Première évaluation du programme vaudois de dépistage du cancer colorectal, 2015-2020

Abstract

Le dépistage permet de diminuer efficacement la mortalité par cancer colorectal. Le canton de Vaud a lancé un programme organisé de dépistage de ce cancer en 2015. Les vaudois·e·s de 50 à 69 ans ont le choix entre une coloscopie tous les dix ans ou un test immunologique de recherche de sang occulte (FIT) tous les 2 ans.

Comme action de santé publique, le programme vaudois doit satisfaire aux recommandations de qualité émises par la Commission européenne et aux normes suisses qui visent à maximiser l’efficacité et minimiser les effets adverses du dépistage. Ce rapport, qui couvre les 6 premières années d'activité (2015-2020), est à la fois la première évaluation du programme vaudois et la première évaluation épidémiologique en Suisse d’un programme de dépistage du cancer colorectal.

A fin juin 2021, le programme était déployé à 95%, conformément à l'échéancier prévu sur 7 ans. La couverture par invitation des 180'000 vaudois·e·s ciblé·e·s devrait s'achever en 2022. L’activité de dépistage croît fortement: en 2020, 12'000 consultations médicales d'éligibilité ou d'inclusion et plus de 10'000 dépistages ont été réalisés, dont près de 5000 coloscopies, soit le seuil maximal de capacité réalisable déterminé initialement pour le contexte vaudois.

La participation globale, inclusions par le médecin sans invitation du programme comprises, avoisine les 25%, alors que la participation sur invitation est d'environ 15%. Bien que ces taux soient quelque peu sous-estimés, faute d'informations sur l'éligibilité présumée des non-répondant·e·s, la participation n'atteint vraisemblablement pas le seuil minimal recommandé (45%). La participation varie fortement entre les districts du canton (15 à 31%) et les femmes semblent légèrement plus enclines à se faire dépister, notamment par FIT. Si la coloscopie et le FIT sont choisis de façon globalement équilibrée, on observe de larges différences géographiques (selon le district de résidence, entre 24 et 66% optent pour la coloscopie), largement expliquées par le délai de réalisation de la coloscopie.

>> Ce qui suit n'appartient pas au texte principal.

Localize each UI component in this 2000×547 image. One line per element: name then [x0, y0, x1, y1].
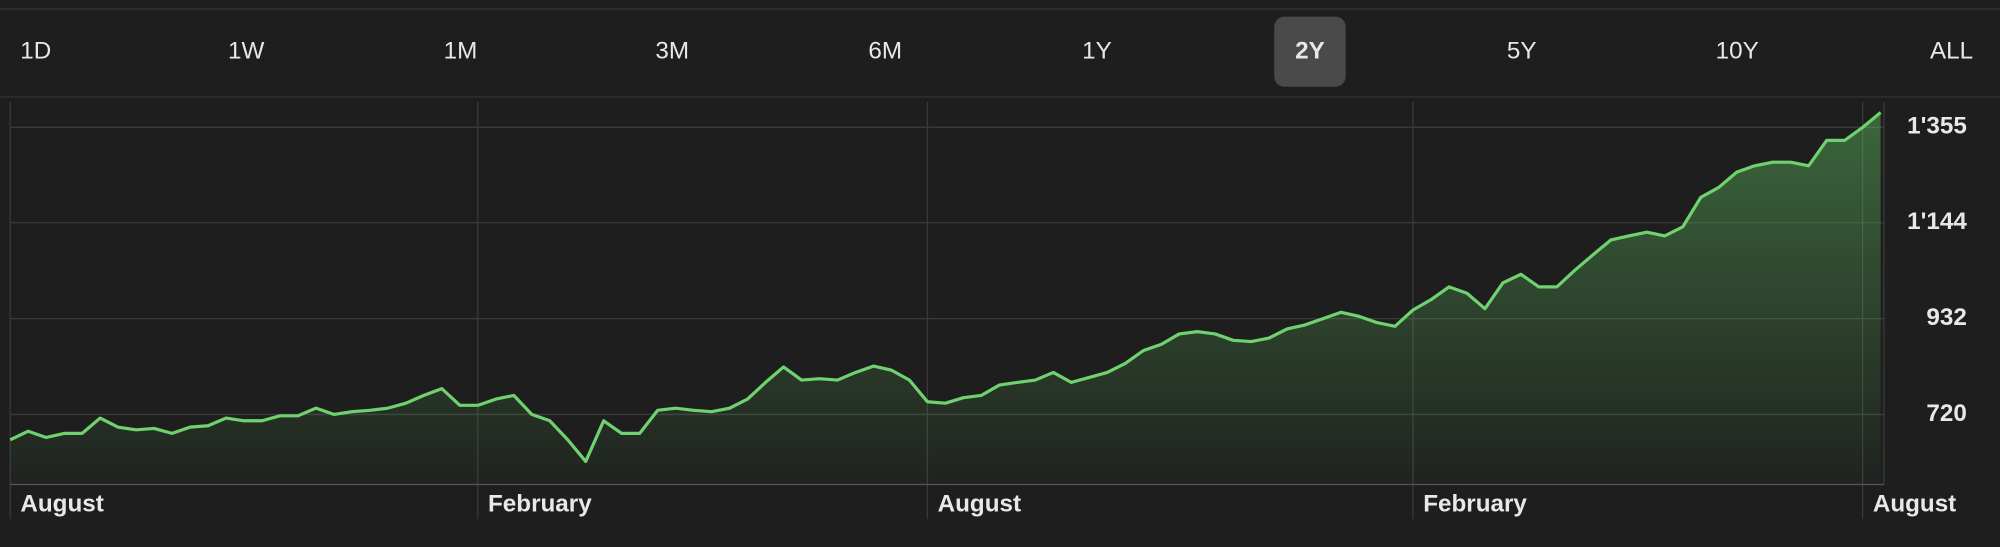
x-tick-label: August [20, 490, 103, 517]
line [9, 111, 1882, 464]
range-button[interactable]: 6M [868, 38, 902, 65]
y-tick-label: 932 [1926, 304, 1966, 331]
plot: 720 932 1'144 1'355 August February August Febr… [9, 102, 1967, 519]
y-tick-label: 1'144 [1907, 208, 1967, 235]
x-tick-label: August [1873, 490, 1956, 517]
x-tick-label: February [1423, 490, 1527, 517]
range-button[interactable]: ALL [1930, 38, 1973, 65]
range-button[interactable]: 5Y [1507, 38, 1537, 65]
selected-button-bg[interactable] [1274, 16, 1346, 87]
range-button[interactable]: 1M [444, 38, 478, 65]
y-tick-label: 720 [1926, 400, 1966, 427]
range-button[interactable]: 3M [655, 38, 689, 65]
x-tick-label: February [488, 490, 592, 517]
range-buttons: 1D 1W 1M 3M 6M 1Y 2Y 5Y 10Y ALL [20, 16, 1973, 87]
range-button[interactable]: 1W [228, 38, 264, 65]
range-button[interactable]: 2Y [1295, 38, 1325, 65]
area [10, 112, 1881, 485]
range-button[interactable]: 10Y [1716, 38, 1759, 65]
range-button[interactable]: 1D [20, 38, 51, 65]
y-tick-label: 1'355 [1907, 113, 1967, 140]
x-tick-label: August [938, 490, 1021, 517]
range-button[interactable]: 1Y [1082, 38, 1112, 65]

Entre 2015 et 2020, le programme vaudois a permis de diagnostiquer 5710 lésions néoplasiques (133 cancers colorectaux, 1467 adénomes avancés et 4130 adénomes non avancés). Pour 1000 participant·e·s (464 FIT et 536 coloscopies), cela se traduit par la détection de 4 cancers, 47 adénomes avancés et 131 adénomes non-avancés. La qualité du programme, notamment les performances des coloscopies, et le degré de précocité des cancers dépistés satisfont les normes.

Cette évaluation a mis en évidence quelques longs délais dans la réalisation des coloscopies diagnostiques (excède 3 mois pour un FIT positif sur 4) et la prise en charge des cancers (excède 1 mois une fois sur 3), ainsi que dans l'accès à la coloscopie de dépistage (10 mois depuis l'invitation), même si ces différents délais ont substantiellement diminué en 2019-2020.

Ces constats mènent à 3 recommandations :

1) Orienter prioritairement vers le FIT par une communication ciblée, notamment les personnes de moins de 55 ans, afin d’éviter une saturation de la capacité en coloscopie de dépistage;

2) Planifier et, si besoin, centraliser les places nécessaires à une réalisation rapide des coloscopies diagnostiques afin de réduire le délai de diagnostic et de prise en charge ;

3) Planifier une campagne de sensibilisation différée dans le temps, orientée sur le FIT afin d’augmenter la participation sans accentuer la charge en coloscopies.

Une quatrième recommandation porte sur le constat d'un développement inabouti du logiciel national MC-SIS mis à disposition du programme vaudois et de l'absence de stratégie de documentation et de gestion des données. Ceci requiert de systématiser, centraliser et documenter les informations saisies afin de disposer de données complètes et de qualité, nécessaires pour une évaluation efficiente et exhaustive des divers aspects du programme. Le recul de cette première évaluation est insuffisant pour apprécier l’effet de l’inclusion directe au programme par les pharmacies, comparer la performance de plusieurs dépistages par FIT à celle de la coloscopie ou analyser les cancers d'intervalle du programme.